Whatever the mix, Affirmed and Pincay wrote pure poetry in the Strub, then went one better in the Santa Anita Handicap. And they did it under conditions that, at least by today's measure, are hard to comprehend.

For starters, Affirmed carried 128 pounds, courtesy of Santa Anita's racing secretary, Lou Eilken. Eilken was an old school secretary, steeped in tradition, whose role models included Walter Vosburgh, John B. Campbell, and his personal mentor, Jimmy Kilroe.

As Eilken saw it, his job was to test the best horses with weight, requiring them to work for their reputations. A "handicap" was to be taken seriously, as long as the track advertised it that way.

So Affirmed's 128 was earned after his romp in the Strub, in which he carried 126. To Eilken, Exceller's brilliant 1978 campaign more than justified his 127, even though he had not raced for four months. And even though Tiller had carried only 121 in winning the San Antonio, Eilken wasn't fooled. He ignored the San Antonio, which was weighted by allowances, and took his cue from Tiller's impressive victory under 126 on the dirt in the 1 1/4-mile San Marcos. For the Handicap, Tiller carried 127.

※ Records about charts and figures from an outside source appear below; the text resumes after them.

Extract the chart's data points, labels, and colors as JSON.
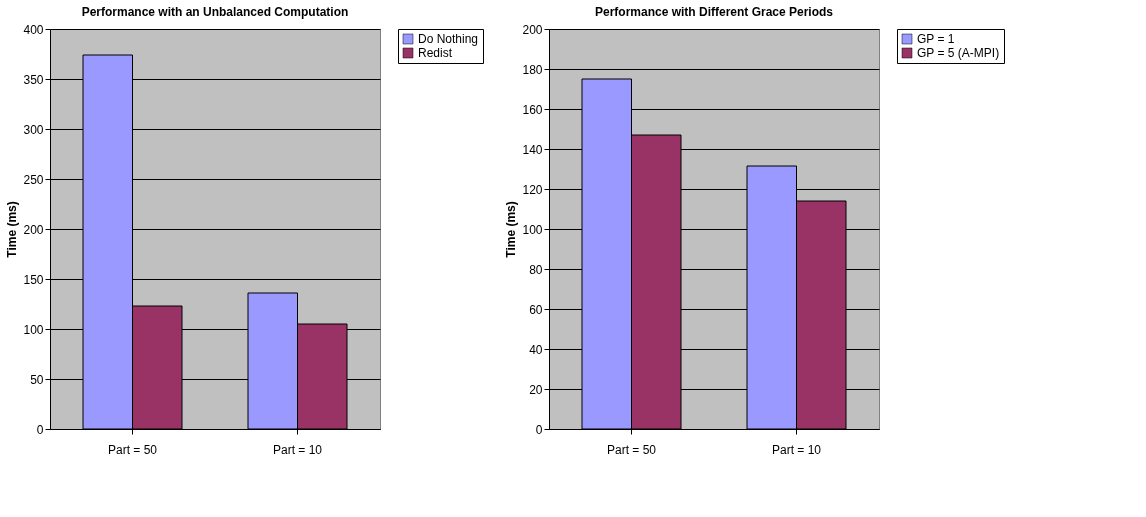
{
  "chart_data": [
    {
      "type": "bar",
      "title": "Performance with an Unbalanced Computation",
      "ylabel": "Time (ms)",
      "categories": [
        "Part = 50",
        "Part = 10"
      ],
      "ylim": [
        0,
        400
      ],
      "yticks": [
        0,
        50,
        100,
        150,
        200,
        250,
        300,
        350,
        400
      ],
      "grid": "y",
      "legend": "right",
      "series": [
        {
          "name": "Do Nothing",
          "color": "#9999ff",
          "values": [
            374,
            136
          ]
        },
        {
          "name": "Redist",
          "color": "#993366",
          "values": [
            123,
            105
          ]
        }
      ]
    },
    {
      "type": "bar",
      "title": "Performance with Different Grace Periods",
      "ylabel": "Time (ms)",
      "categories": [
        "Part = 50",
        "Part = 10"
      ],
      "ylim": [
        0,
        200
      ],
      "yticks": [
        0,
        20,
        40,
        60,
        80,
        100,
        120,
        140,
        160,
        180,
        200
      ],
      "grid": "y",
      "legend": "right",
      "series": [
        {
          "name": "GP = 1",
          "color": "#9999ff",
          "values": [
            175,
            131.5
          ]
        },
        {
          "name": "GP = 5 (A-MPI)",
          "color": "#993366",
          "values": [
            147,
            114
          ]
        }
      ]
    }
  ]
}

The presence of Affirmed and the prospect of challenges from 5-year-old Tiller and 6-year-old Exceller attracted a crowd of 66,560. Only five of 41 previous Handicaps drew a larger audience.

Steve Ferraro remembers it well. He trained Painted Wagon, a classy 6-year-old who had finished second to Tiller in the San Antonio.

"Saddling the horses that day, it was the most electric moment I've ever experienced," said Ferraro, who still owns a handful of horses today. "You literally couldn't see the paddock from the saddling enclosure, there were so many people. And it was because of Affirmed."

With Cauthen bounced by Laz Barrera from Affirmed, Ferraro landed the young champion for the Handicap mount on Painted Wagon. Fairy tales sometimes come true, but not on this day, and not when up against Affirmed.

"I had no delusions about beating Affirmed," Ferraro said. "But I thought he would run well, and I was very pleased he was able to dead-heat for third. You know, the more I think about it, that's probably the most exciting day I've ever had in racing."